The cost barrier remains substantial. Personalized mRNA cancer vaccines currently cost approximately $100,000 per patient to produce, according to Cancer Health.

05 — SignalThe Laptop and the Institution

The structural insight of Rosie's case is not that a man cured his dog's cancer. He did not. It is that the research phase of personalized vaccine design — the part that once required a specialized team and years of work — was compressed by a single skilled non-specialist using publicly available AI tools into months of work on a laptop. The production phase still required the UNSW RNA Institute. The administration phase still required a credentialed veterinary researcher with ethics approval. The regulatory phase took three months of paperwork.

Personalized medicine is not going to arrive as a single breakthrough. It is going to arrive as a series of cost and access reductions at each phase of the pipeline. The research phase just got dramatically cheaper. Production and delivery have not — yet.

The partial response itself argues for the mechanism that could make personalized cancer vaccines iterative rather than one-shot. One tumor shrank. One did not. Conyngham was already planning to sequence the second tumor's DNA and design a new vaccine targeting it. If the first design half-works, you sequence again, redesign, produce again. The mechanism is not getting one shot right. It is making each iteration fast and cheap enough to try again.

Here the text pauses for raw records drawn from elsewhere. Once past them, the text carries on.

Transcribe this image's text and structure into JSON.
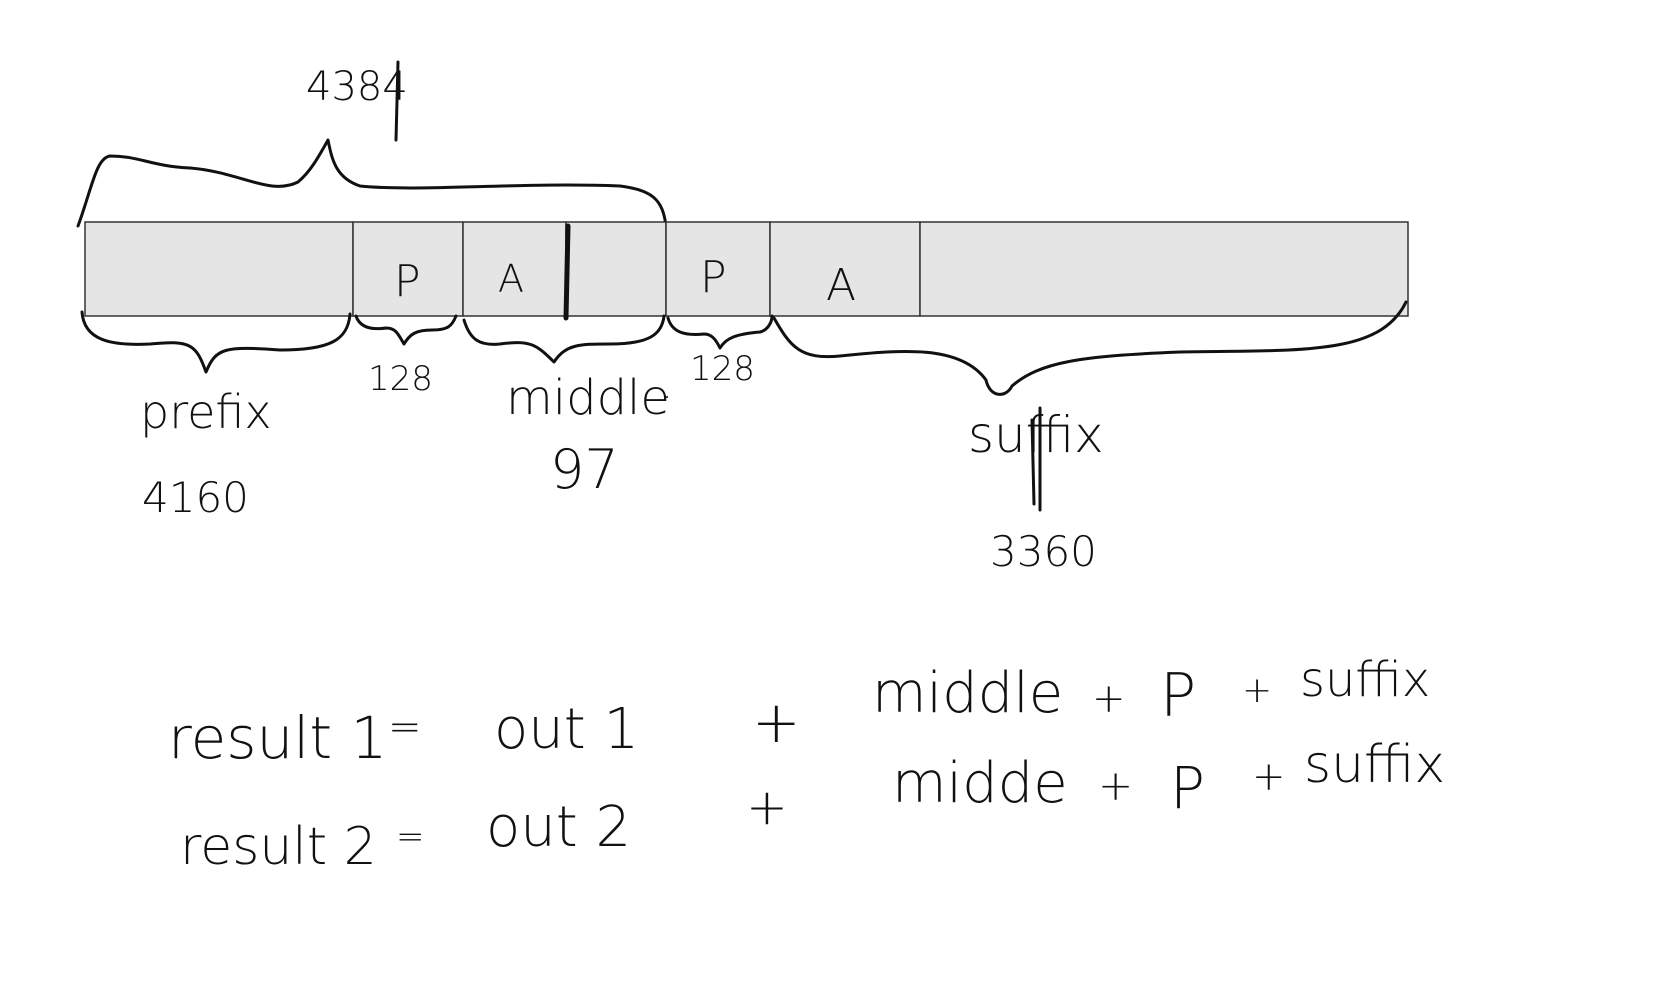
{
  "diagram": {
    "top_brace_label": "4384",
    "segments": [
      {
        "id": "prefix-segment",
        "label": ""
      },
      {
        "id": "p-segment-1",
        "label": "P"
      },
      {
        "id": "a-segment-1",
        "label": "A"
      },
      {
        "id": "middle-gap-segment",
        "label": ""
      },
      {
        "id": "p-segment-2",
        "label": "P"
      },
      {
        "id": "a-segment-2",
        "label": "A"
      },
      {
        "id": "suffix-segment",
        "label": ""
      }
    ],
    "labels": {
      "prefix": "prefix",
      "prefix_value": "4160",
      "p1_value": "128",
      "middle": "middle",
      "middle_dot": ".",
      "middle_value": "97",
      "p2_value": "128",
      "suffix": "suffix",
      "suffix_value": "3360"
    },
    "equations": [
      {
        "lhs": "result 1",
        "eq": "=",
        "term": "out 1",
        "plus1": "+",
        "middle": "middle",
        "plus2": "+",
        "p": "P",
        "plus3": "+",
        "suffix": "suffix"
      },
      {
        "lhs": "result 2",
        "eq": "=",
        "term": "out 2",
        "plus1": "+",
        "middle": "midde",
        "plus2": "+",
        "p": "P",
        "plus3": "+",
        "suffix": "suffix"
      }
    ]
  }
}
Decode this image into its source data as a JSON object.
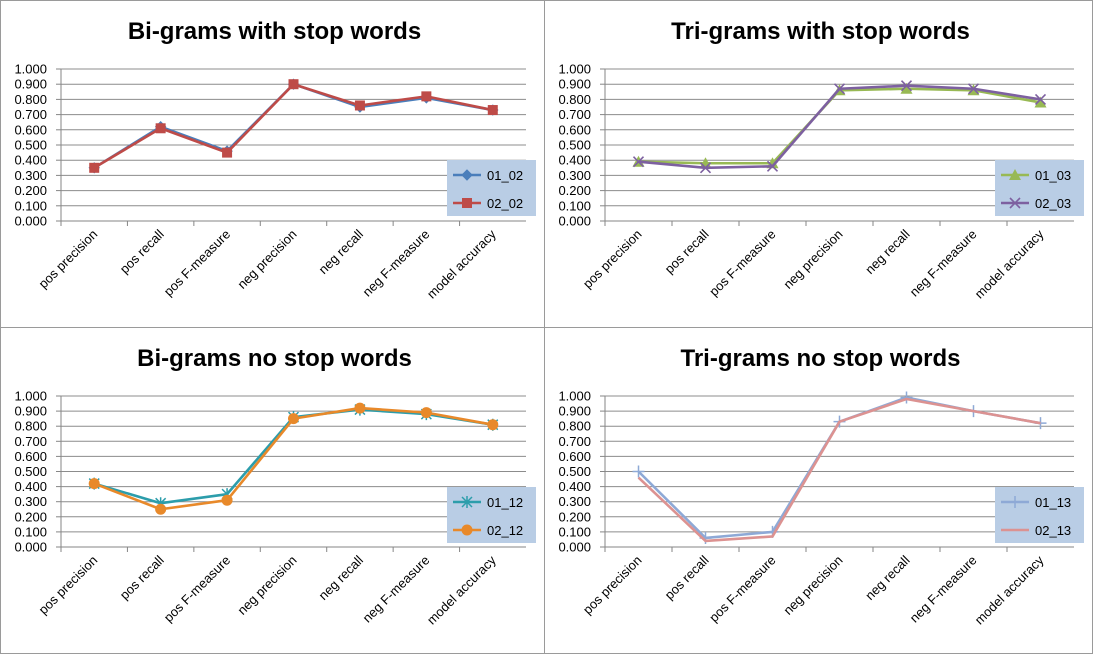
{
  "chart_data": [
    {
      "type": "line",
      "title": "Bi-grams with stop words",
      "categories": [
        "pos precision",
        "pos recall",
        "pos F-measure",
        "neg precision",
        "neg recall",
        "neg F-measure",
        "model accuracy"
      ],
      "ylim": [
        0,
        1
      ],
      "yticks": [
        "0.000",
        "0.100",
        "0.200",
        "0.300",
        "0.400",
        "0.500",
        "0.600",
        "0.700",
        "0.800",
        "0.900",
        "1.000"
      ],
      "grid": true,
      "legend_position": "right",
      "series": [
        {
          "name": "01_02",
          "color": "#4a7ebb",
          "marker": "diamond",
          "values": [
            0.35,
            0.62,
            0.46,
            0.9,
            0.75,
            0.81,
            0.73
          ]
        },
        {
          "name": "02_02",
          "color": "#be4b48",
          "marker": "square",
          "values": [
            0.35,
            0.61,
            0.45,
            0.9,
            0.76,
            0.82,
            0.73
          ]
        }
      ]
    },
    {
      "type": "line",
      "title": "Tri-grams with stop words",
      "categories": [
        "pos precision",
        "pos recall",
        "pos F-measure",
        "neg precision",
        "neg recall",
        "neg F-measure",
        "model accuracy"
      ],
      "ylim": [
        0,
        1
      ],
      "yticks": [
        "0.000",
        "0.100",
        "0.200",
        "0.300",
        "0.400",
        "0.500",
        "0.600",
        "0.700",
        "0.800",
        "0.900",
        "1.000"
      ],
      "grid": true,
      "legend_position": "right",
      "series": [
        {
          "name": "01_03",
          "color": "#98b954",
          "marker": "triangle",
          "values": [
            0.39,
            0.38,
            0.38,
            0.86,
            0.87,
            0.86,
            0.78
          ]
        },
        {
          "name": "02_03",
          "color": "#7d60a0",
          "marker": "x",
          "values": [
            0.39,
            0.35,
            0.36,
            0.87,
            0.89,
            0.87,
            0.8
          ]
        }
      ]
    },
    {
      "type": "line",
      "title": "Bi-grams no stop words",
      "categories": [
        "pos precision",
        "pos recall",
        "pos F-measure",
        "neg precision",
        "neg recall",
        "neg F-measure",
        "model accuracy"
      ],
      "ylim": [
        0,
        1
      ],
      "yticks": [
        "0.000",
        "0.100",
        "0.200",
        "0.300",
        "0.400",
        "0.500",
        "0.600",
        "0.700",
        "0.800",
        "0.900",
        "1.000"
      ],
      "grid": true,
      "legend_position": "right",
      "series": [
        {
          "name": "01_12",
          "color": "#2c9dab",
          "marker": "star",
          "values": [
            0.42,
            0.29,
            0.35,
            0.86,
            0.91,
            0.88,
            0.81
          ]
        },
        {
          "name": "02_12",
          "color": "#e8892a",
          "marker": "circle",
          "values": [
            0.42,
            0.25,
            0.31,
            0.85,
            0.92,
            0.89,
            0.81
          ]
        }
      ]
    },
    {
      "type": "line",
      "title": "Tri-grams no stop words",
      "categories": [
        "pos precision",
        "pos recall",
        "pos F-measure",
        "neg precision",
        "neg recall",
        "neg F-measure",
        "model accuracy"
      ],
      "ylim": [
        0,
        1
      ],
      "yticks": [
        "0.000",
        "0.100",
        "0.200",
        "0.300",
        "0.400",
        "0.500",
        "0.600",
        "0.700",
        "0.800",
        "0.900",
        "1.000"
      ],
      "grid": true,
      "legend_position": "right",
      "series": [
        {
          "name": "01_13",
          "color": "#8ea9d6",
          "marker": "plus",
          "values": [
            0.5,
            0.06,
            0.1,
            0.83,
            0.99,
            0.9,
            0.82
          ]
        },
        {
          "name": "02_13",
          "color": "#dc9291",
          "marker": "none",
          "values": [
            0.46,
            0.04,
            0.07,
            0.83,
            0.98,
            0.9,
            0.82
          ]
        }
      ]
    }
  ]
}
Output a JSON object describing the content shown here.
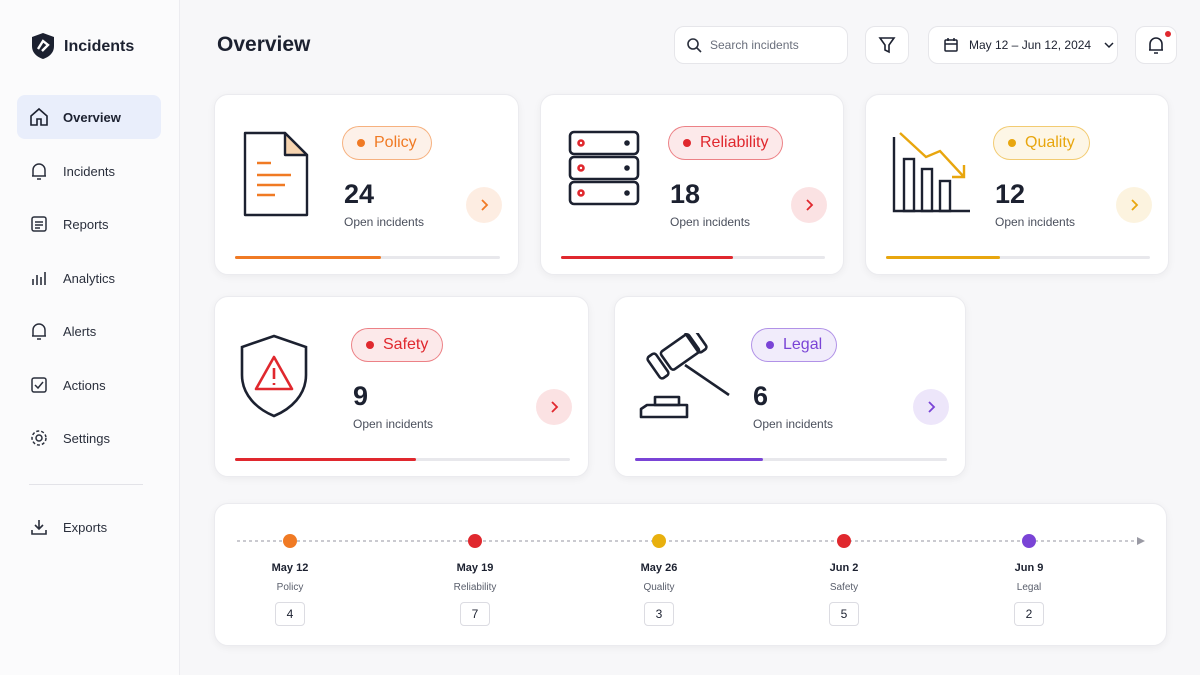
{
  "app": {
    "title": "Incidents"
  },
  "nav": {
    "items": [
      "Overview",
      "Incidents",
      "Reports",
      "Analytics",
      "Alerts",
      "Actions",
      "Settings"
    ],
    "footer": "Exports"
  },
  "header": {
    "title": "Overview",
    "search_placeholder": "Search incidents",
    "date_range": "May 12 – Jun 12, 2024"
  },
  "cards": [
    {
      "category": "Policy",
      "count": 24,
      "caption": "Open incidents",
      "progress": 0.55,
      "color": "#f07a24"
    },
    {
      "category": "Reliability",
      "count": 18,
      "caption": "Open incidents",
      "progress": 0.65,
      "color": "#e0282e"
    },
    {
      "category": "Quality",
      "count": 12,
      "caption": "Open incidents",
      "progress": 0.43,
      "color": "#e8a60e"
    },
    {
      "category": "Safety",
      "count": 9,
      "caption": "Open incidents",
      "progress": 0.54,
      "color": "#e0282e"
    },
    {
      "category": "Legal",
      "count": 6,
      "caption": "Open incidents",
      "progress": 0.41,
      "color": "#7a44d6"
    }
  ],
  "timeline": [
    {
      "date": "May 12",
      "category": "Policy",
      "count": 4,
      "color": "#f07a24"
    },
    {
      "date": "May 19",
      "category": "Reliability",
      "count": 7,
      "color": "#e0282e"
    },
    {
      "date": "May 26",
      "category": "Quality",
      "count": 3,
      "color": "#e8b00e"
    },
    {
      "date": "Jun 2",
      "category": "Safety",
      "count": 5,
      "color": "#e0282e"
    },
    {
      "date": "Jun 9",
      "category": "Legal",
      "count": 2,
      "color": "#7a44d6"
    }
  ]
}
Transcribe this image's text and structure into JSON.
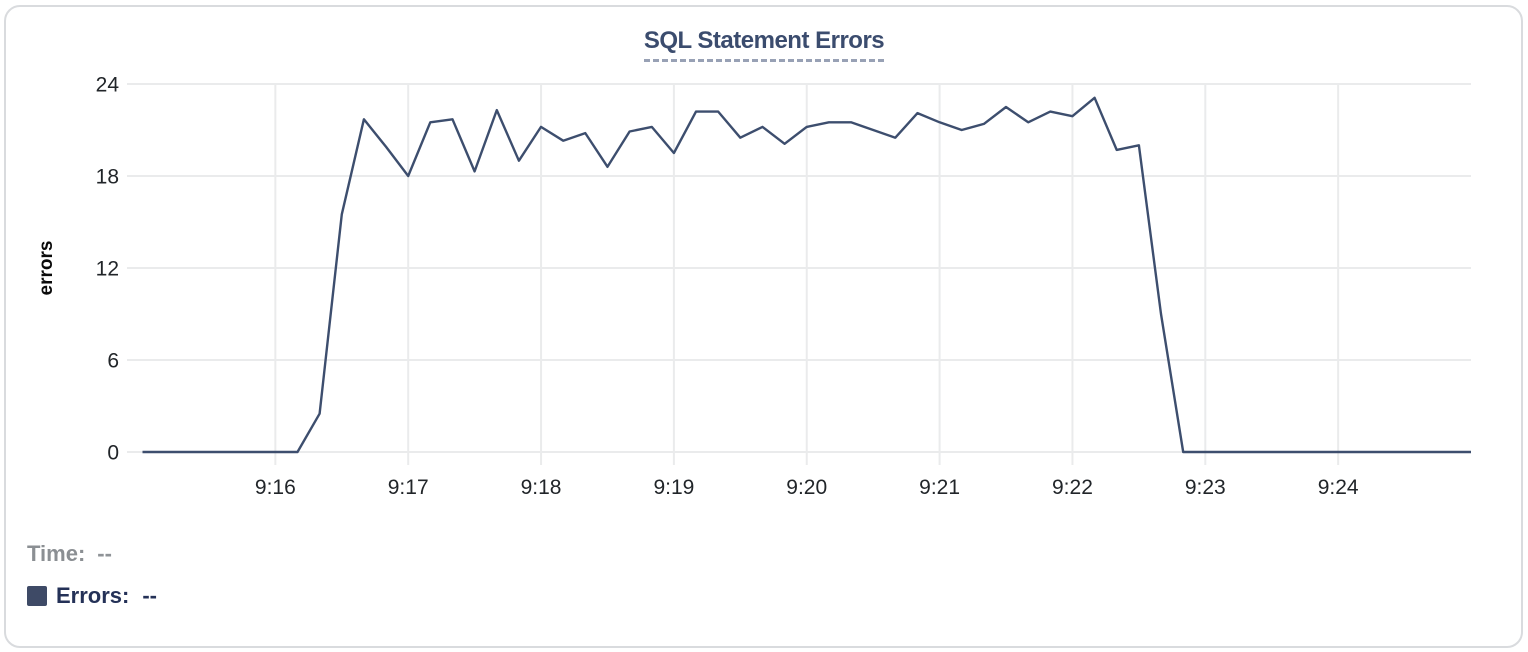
{
  "chart_data": {
    "type": "line",
    "title": "SQL Statement Errors",
    "xlabel": "",
    "ylabel": "errors",
    "ylim": [
      0,
      24
    ],
    "y_ticks": [
      0,
      6,
      12,
      18,
      24
    ],
    "x_tick_labels": [
      "9:16",
      "9:17",
      "9:18",
      "9:19",
      "9:20",
      "9:21",
      "9:22",
      "9:23",
      "9:24"
    ],
    "grid": true,
    "legend_position": "bottom-left",
    "series": [
      {
        "name": "Errors",
        "color": "#3d4e6e",
        "x": [
          "9:15:00",
          "9:15:10",
          "9:15:20",
          "9:15:30",
          "9:15:40",
          "9:15:50",
          "9:16:00",
          "9:16:10",
          "9:16:20",
          "9:16:30",
          "9:16:40",
          "9:16:50",
          "9:17:00",
          "9:17:10",
          "9:17:20",
          "9:17:30",
          "9:17:40",
          "9:17:50",
          "9:18:00",
          "9:18:10",
          "9:18:20",
          "9:18:30",
          "9:18:40",
          "9:18:50",
          "9:19:00",
          "9:19:10",
          "9:19:20",
          "9:19:30",
          "9:19:40",
          "9:19:50",
          "9:20:00",
          "9:20:10",
          "9:20:20",
          "9:20:30",
          "9:20:40",
          "9:20:50",
          "9:21:00",
          "9:21:10",
          "9:21:20",
          "9:21:30",
          "9:21:40",
          "9:21:50",
          "9:22:00",
          "9:22:10",
          "9:22:20",
          "9:22:30",
          "9:22:40",
          "9:22:50",
          "9:23:00",
          "9:23:10",
          "9:23:20",
          "9:23:30",
          "9:23:40",
          "9:23:50",
          "9:24:00",
          "9:24:10",
          "9:24:20",
          "9:24:30",
          "9:24:40",
          "9:24:50",
          "9:25:00"
        ],
        "values": [
          0,
          0,
          0,
          0,
          0,
          0,
          0,
          0,
          2.5,
          15.5,
          21.7,
          19.9,
          18,
          21.5,
          21.7,
          18.3,
          22.3,
          19,
          21.2,
          20.3,
          20.8,
          18.6,
          20.9,
          21.2,
          19.5,
          22.2,
          22.2,
          20.5,
          21.2,
          20.1,
          21.2,
          21.5,
          21.5,
          21.0,
          20.5,
          22.1,
          21.5,
          21.0,
          21.4,
          22.5,
          21.5,
          22.2,
          21.9,
          23.1,
          19.7,
          20,
          9,
          0,
          0,
          0,
          0,
          0,
          0,
          0,
          0,
          0,
          0,
          0,
          0,
          0,
          0
        ]
      }
    ]
  },
  "footer": {
    "time_label": "Time:",
    "time_value": "--",
    "errors_label": "Errors:",
    "errors_value": "--",
    "swatch_color": "#3e4a66"
  },
  "colors": {
    "accent": "#3d4e6e",
    "title": "#3b4c6e",
    "grid": "#eaebec"
  }
}
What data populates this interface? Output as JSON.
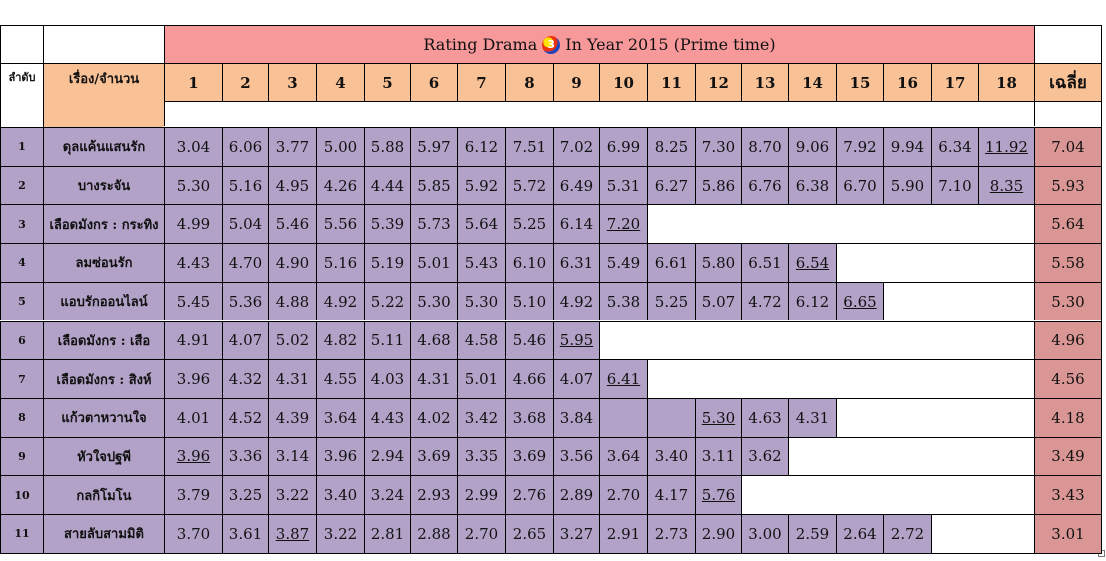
{
  "title": {
    "before_logo": "Rating Drama",
    "logo_text": "3",
    "after_logo": "In Year 2015 (Prime time)"
  },
  "headers": {
    "rank": "ลำดับ",
    "name": "เรื่อง/จำนวน",
    "average": "เฉลี่ย",
    "episodes": [
      "1",
      "2",
      "3",
      "4",
      "5",
      "6",
      "7",
      "8",
      "9",
      "10",
      "11",
      "12",
      "13",
      "14",
      "15",
      "16",
      "17",
      "18"
    ]
  },
  "rows": [
    {
      "rank": "1",
      "name": "ดุลแค้นแสนรัก",
      "values": [
        "3.04",
        "6.06",
        "3.77",
        "5.00",
        "5.88",
        "5.97",
        "6.12",
        "7.51",
        "7.02",
        "6.99",
        "8.25",
        "7.30",
        "8.70",
        "9.06",
        "7.92",
        "9.94",
        "6.34",
        "11.92"
      ],
      "underline": [
        17
      ],
      "average": "7.04"
    },
    {
      "rank": "2",
      "name": "บางระจัน",
      "values": [
        "5.30",
        "5.16",
        "4.95",
        "4.26",
        "4.44",
        "5.85",
        "5.92",
        "5.72",
        "6.49",
        "5.31",
        "6.27",
        "5.86",
        "6.76",
        "6.38",
        "6.70",
        "5.90",
        "7.10",
        "8.35"
      ],
      "underline": [
        17
      ],
      "average": "5.93"
    },
    {
      "rank": "3",
      "name": "เลือดมังกร : กระทิง",
      "values": [
        "4.99",
        "5.04",
        "5.46",
        "5.56",
        "5.39",
        "5.73",
        "5.64",
        "5.25",
        "6.14",
        "7.20"
      ],
      "underline": [
        9
      ],
      "average": "5.64"
    },
    {
      "rank": "4",
      "name": "ลมซ่อนรัก",
      "values": [
        "4.43",
        "4.70",
        "4.90",
        "5.16",
        "5.19",
        "5.01",
        "5.43",
        "6.10",
        "6.31",
        "5.49",
        "6.61",
        "5.80",
        "6.51",
        "6.54"
      ],
      "underline": [
        13
      ],
      "average": "5.58"
    },
    {
      "rank": "5",
      "name": "แอบรักออนไลน์",
      "values": [
        "5.45",
        "5.36",
        "4.88",
        "4.92",
        "5.22",
        "5.30",
        "5.30",
        "5.10",
        "4.92",
        "5.38",
        "5.25",
        "5.07",
        "4.72",
        "6.12",
        "6.65"
      ],
      "underline": [
        14
      ],
      "average": "5.30"
    },
    {
      "rank": "6",
      "name": "เลือดมังกร : เสือ",
      "values": [
        "4.91",
        "4.07",
        "5.02",
        "4.82",
        "5.11",
        "4.68",
        "4.58",
        "5.46",
        "5.95"
      ],
      "underline": [
        8
      ],
      "average": "4.96"
    },
    {
      "rank": "7",
      "name": "เลือดมังกร : สิงห์",
      "values": [
        "3.96",
        "4.32",
        "4.31",
        "4.55",
        "4.03",
        "4.31",
        "5.01",
        "4.66",
        "4.07",
        "6.41"
      ],
      "underline": [
        9
      ],
      "average": "4.56"
    },
    {
      "rank": "8",
      "name": "แก้วตาหวานใจ",
      "values": [
        "4.01",
        "4.52",
        "4.39",
        "3.64",
        "4.43",
        "4.02",
        "3.42",
        "3.68",
        "3.84",
        "",
        "",
        "5.30",
        "4.63",
        "4.31"
      ],
      "underline": [
        11
      ],
      "average": "4.18"
    },
    {
      "rank": "9",
      "name": "หัวใจปฐพี",
      "values": [
        "3.96",
        "3.36",
        "3.14",
        "3.96",
        "2.94",
        "3.69",
        "3.35",
        "3.69",
        "3.56",
        "3.64",
        "3.40",
        "3.11",
        "3.62"
      ],
      "underline": [
        0
      ],
      "average": "3.49"
    },
    {
      "rank": "10",
      "name": "กลกิโมโน",
      "values": [
        "3.79",
        "3.25",
        "3.22",
        "3.40",
        "3.24",
        "2.93",
        "2.99",
        "2.76",
        "2.89",
        "2.70",
        "4.17",
        "5.76"
      ],
      "underline": [
        11
      ],
      "average": "3.43"
    },
    {
      "rank": "11",
      "name": "สายลับสามมิติ",
      "values": [
        "3.70",
        "3.61",
        "3.87",
        "3.22",
        "2.81",
        "2.88",
        "2.70",
        "2.65",
        "3.27",
        "2.91",
        "2.73",
        "2.90",
        "3.00",
        "2.59",
        "2.64",
        "2.72"
      ],
      "underline": [
        2
      ],
      "average": "3.01"
    }
  ],
  "colors": {
    "title_band": "#f7999b",
    "header": "#f9c196",
    "row_cells": "#b3a2c8",
    "average_column": "#d99694"
  }
}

"What Rosie is teaching us is that personalized medicine can be very effective and done in a time-sensitive manner with mRNA technology," Thordarson said. Martin Smith, the Ramaciotti Centre director who made the introduction that started the project, put the question more bluntly: "It raises the question, if we can do this for a dog, why aren't we rolling this out to all humans with cancer?"

The answer is not capability. It is cost, regulation, and scale. Those are solvable problems. They are not solved yet.